Совершенно бесспорно, что способ, каким может быть завоевано Учредительное Собрание, не поддается правовым определениям, так как это способ сверх-правовой. Но он должен подлежать определениям политической тактики со стороны тех групп, которые не хотят ограничиваться выжиданием a bras croises (сложа руки) благоприятного "временного сочетания обстоятельств", которое позволит им расправить руки и протянуть их к власти.

Если освобожденские "демократы", приспособляющие все свои жесты и интонации к каждому "временному сочетанию обстоятельств" в отношениях между абсолютизмом и земщиной, принципиально враждебных всякой последовательной тактике, способной лишь стеснить их пламенеющую готовность, - то честные демократы левого крыла еще недоразвились до постановки и проведения законченных тактических планов. Уяснение демократических задач и агитация в ограниченных кругах интеллигенции составляли для них все содержание работы. И отрицательное решение вопроса о комиссии Булыгина, как о звене в непрерывной цепи правовых преобразований, впервые, в сущности, поставило левых лицом к лицу с вопросом: где же действительный путь?

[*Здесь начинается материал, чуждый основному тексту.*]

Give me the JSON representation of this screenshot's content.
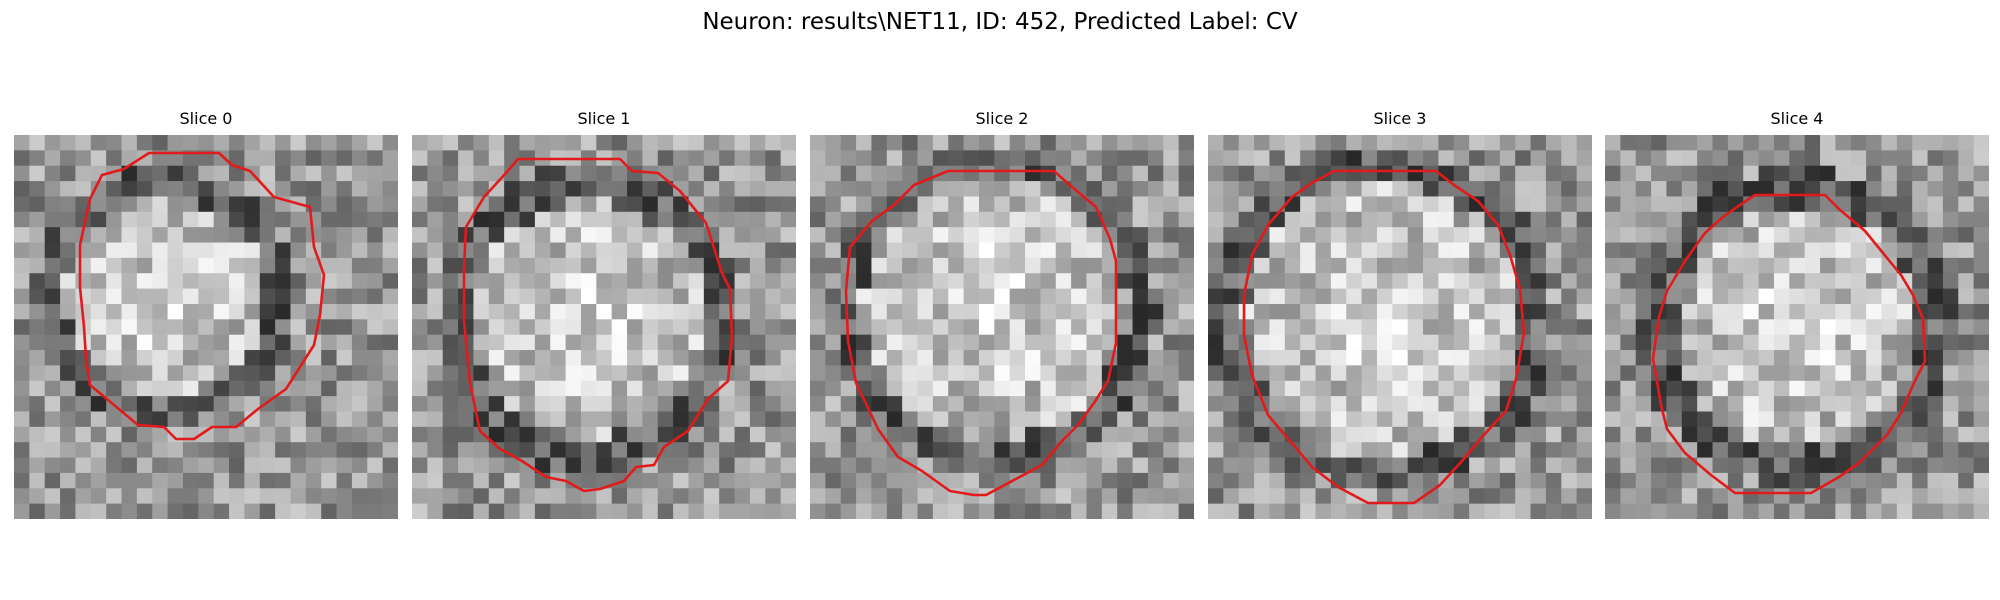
{
  "figure": {
    "title": "Neuron: results\\NET11, ID: 452, Predicted Label: CV",
    "contour_color": "#e31a1c",
    "colormap": "grayscale"
  },
  "panels": [
    {
      "title": "Slice 0",
      "contour_icon": "red-outline-contour"
    },
    {
      "title": "Slice 1",
      "contour_icon": "red-outline-contour"
    },
    {
      "title": "Slice 2",
      "contour_icon": "red-outline-contour"
    },
    {
      "title": "Slice 3",
      "contour_icon": "red-outline-contour"
    },
    {
      "title": "Slice 4",
      "contour_icon": "red-outline-contour"
    }
  ]
}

Московское отделение технического общества в своем обширном "постановлении" приходит к такому решению этого тактического вопроса: "Ввиду доказанной несостоятельности (неспособности?) бюрократических комиссий справиться с предстоящей задачей, для решения вопроса о способах созыва Учредительного Собрания должны быть немедленно созваны комиссии из свободно избранных представителей всех организованных общественных сил страны без всякого участия бюрократического элемента".

Организованные силы страны должны взять дело созыва народных представителей в свои руки; выборы должны быть произведены самолично. Необходимая обстановка для выборов будет создана путем захватного публичного права, именуемого на нашем политическом жаргоне "явочным порядком". На страже всех завоеваний захватного права станут организованные общественные силы. Приобретает некоторую, правда, очень неширокую и неглубокую популярность идея городской и земской милиции. 8 марта в заседании московской городской думы были доложены заявления соединенного собрания всех групп помощников присяжных поверенных и педагогического общества, требовавшие, чтобы городское самоуправление взяло на себя учреждение гражданской милиции из всех без изъятия классов московского населения, так как лишь милиция может явиться действительным средством охраны физической неприкосновенности и душевного спокойствия граждан. Вот к каким выводам начинает все больше толкаться демократическая мысль.

Но если политическая агитация еще могла быть рассеянной и вестись партизанскими средствами, то политическая тактика, даже самая примитивная, уже требует организации. Нужно организоваться, организоваться во что бы то ни стало! - одной мобилизации общественного мнения посредством прессы, резолюций и банкетов недостаточно, чтобы достигнуть цели. Нужна материальная организация боевых сил.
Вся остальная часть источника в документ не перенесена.